Verfahrensbeteiligte
X.________,
Beschwerdeführer,
gegen
Betreibungsamt Y.________.
Gegenstand
Pfändung,
Beschwerde gegen den Entscheid des Kantonsgerichts St. Gallen, obere kantonale Aufsichtsbehörde für Schuldbetreibung, vom 11. Dezember 2012.
Sachverhalt:
A.
Gegen X.________ ist ein Betreibungsverfahren hängig. Eine am 27. August 2012 vollzogene Einkommenspfändung ergab keine genügende Deckung.
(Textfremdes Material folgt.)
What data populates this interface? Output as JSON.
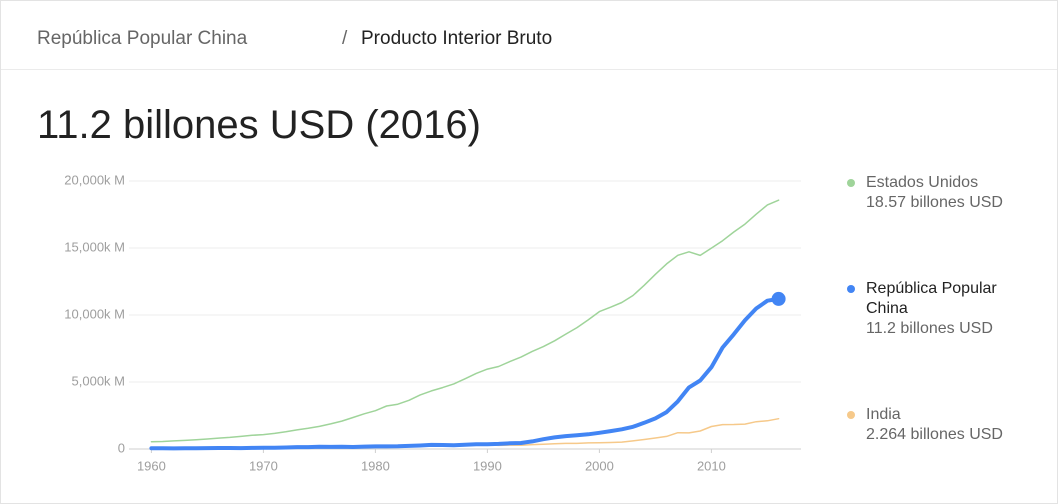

Ein Gläubiger beantragte die Pfändung des Grundstücks Nr. xxxx, Grundbuch Y.________. Es handelt sich dabei um Weideland, das an das ebenfalls im Eigentum von X.________ stehende Grundstück Nr. yyyy (Wohnhaus mit Pferdestallungen) grenzt. Das Betreibungsamt Y.________ verfügte am 17. September 2012 die Pfändung des Grundstücks Nr. xxxx für die Pfändungsgruppe Nr. zzzz und schätzte den Verwertungserlös auf ca. Fr. 12'000.--. Es wies darauf hin, dass auf die Pfändung nur verzichtet werden könne, wenn alle Gläubiger (A.________ Sarl und das Steueramt der Gemeinde Y.________) schriftlich auf die Pfändung verzichteten.
B.
X.________ focht die Pfändung an. Das Kreisgericht B.________ als untere Aufsichtsbehörde für das Betreibungswesen und das Kantonsgericht St. Gallen als obere kantonale Aufsichtsbehörde für Schuldbetreibung wiesen die Beschwerden ab (Entscheide vom 29. Oktober 2012 und vom 11. Dezember 2012).
C.
Mit Eingabe vom 28. Dezember 2012 (Datum der Postaufgabe) beantragt X.________ (Beschwerdeführer) dem Bundesgericht sinngemäss die Aufhebung der Pfändung. Er ersucht um unentgeltliche Rechtspflege. Es sind die Akten, hingegen keine Vernehmlassungen eingeholt worden.
Erwägungen:
1.
Entscheide kantonaler Aufsichtsbehörden über Verfügungen der Vollstreckungsorgane gemäss Art. 17 SchKG unterliegen der Beschwerde in Zivilsachen (Art. 72 Abs. 2 lit. a BGG i.V.m. Art. 19 SchKG), die unabhängig von einer gesetzlichen Streitwertgrenze gegeben ist (Art. 74 Abs. 2 lit. c BGG; vgl. BGE 133 III 350 E. 1.2 S. 351). Die Beschwerde ist fristgemäss erhoben worden (Art. 100 Abs. 2 lit. a BGG) und grundsätzlich zulässig. Auf formelle Einzelfragen wird im Sachzusammenhang zurückzukommen sein (vorab E. 3.3 hiernach).
2.
Anlass zur Beschwerde gibt die Pfändung des Grundstücks Nr. xxxx. Der Beschwerdeführer wendet ein, die Pfändung seines Grundstücks stehe in keinem Verhältnis zum tatsächlich erzielbaren Erlös und trage seinen Interessen am Erhalt des Grundstücks keine oder ungenügend Rechnung. Es geht um die Anwendung von Art. 92 SchKG über die unpfändbaren Vermögenswerte und um Art. 95 SchKG mit dem Randtitel "Reihenfolge der Pfändung".
3.
Das Grundstück Nr. xxxx gehört nach den Feststellungen der kantonalen Aufsichtsbehörde nicht zu den unpfändbaren Vermögenswerten im Sinne von Art. 92 Abs. 1 Ziff. 1-11 SchKG. Gegenteiliges macht der Beschwerdeführer auch nicht geltend. Er beruft sich auf die Unpfändbarkeit gemäss Art. 92 Abs. 2 SchKG, wonach Gegenstände, bei denen von vornherein anzunehmen ist, dass der Überschuss des Verwertungserlöses über die Kosten so gering wäre, dass sich eine Wegnahme nicht rechtfertigt, nicht gepfändet werden dürfen.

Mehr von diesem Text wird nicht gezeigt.